Let me google that for you
By Daniel Samson · 2025-10-10
I am tired of colleagues who do not do their own research and ask me questions they could have answered themselves in less time than it took to make a coffee..
The lazy question has a cost
Every "quick question" is an interruption. The asker saves thirty seconds. I lose twenty minutes — fifteen of which are spent rebuilding the mental context I had before they tapped me on the shoulder. Multiply that across a team and "just asking" becomes one of the most expensive habits in the building.
There's a difference between stuck and lazy
I will happily drop everything for someone who is genuinely stuck. Stuck looks like: they read the error, they searched, they tried two things, they brought the context, and they hit a wall that needs a second brain. That's collaboration and I love it.
Lazy looks like: they haven't read the error message, haven't opened the README, haven't typed a single word into a search box. They've decided your time is cheaper than theirs.
How I handle it now
The magic question: "What have you tried?" It instantly sorts stuck from lazy.

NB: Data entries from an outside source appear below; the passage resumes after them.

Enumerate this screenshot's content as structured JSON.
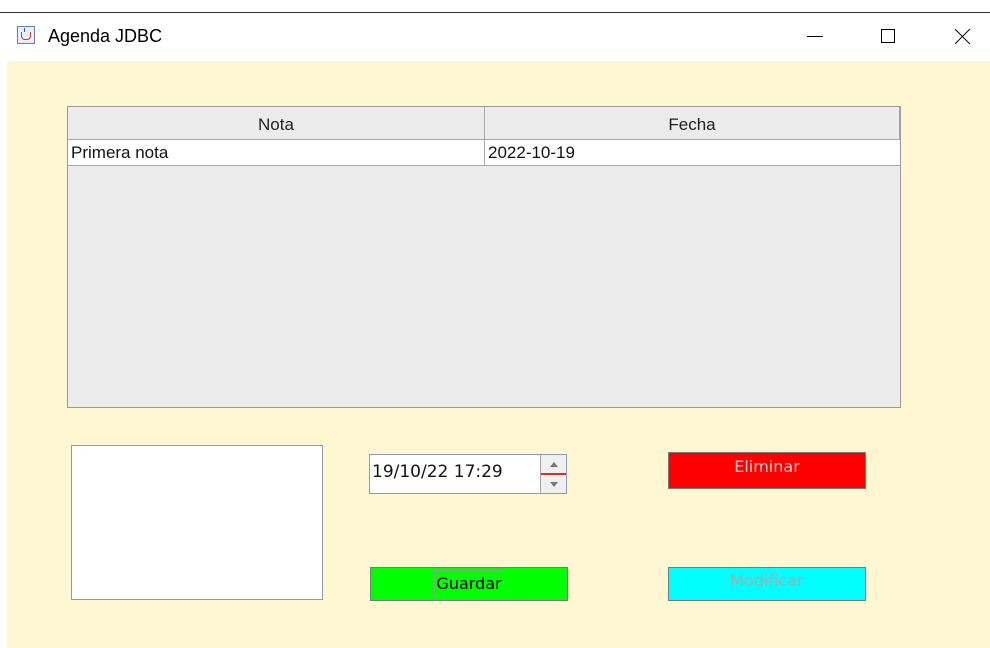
{
  "window": {
    "title": "Agenda JDBC",
    "icon": "java-coffee-icon",
    "controls": [
      "minimize-icon",
      "maximize-icon",
      "close-icon"
    ]
  },
  "table": {
    "columns": [
      "Nota",
      "Fecha"
    ],
    "rows": [
      [
        "Primera nota",
        "2022-10-19"
      ]
    ]
  },
  "form": {
    "note_text": "",
    "datetime_value": "19/10/22 17:29"
  },
  "buttons": {
    "guardar": "Guardar",
    "eliminar": "Eliminar",
    "modificar": "Modificar"
  },
  "colors": {
    "panel_background": "#fef7d1",
    "guardar": "#00ff00",
    "eliminar": "#ff0000",
    "modificar": "#00ffff"
  }
}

Point at the docs. Don't read them aloud.
Rubber-duck them. Ask what they think the answer is — they usually know.
AI removed the last excuse
There is now an infinitely patient expert sitting in everyone's editor. Paste the error into it. Ask it the dumb question you were going to ask me. If you still can't get there, then come and find me — and bring what the model said so we start from the same place. That's not lazy. That's doing your homework.
Asking is fine. Asking instead of thinking is not.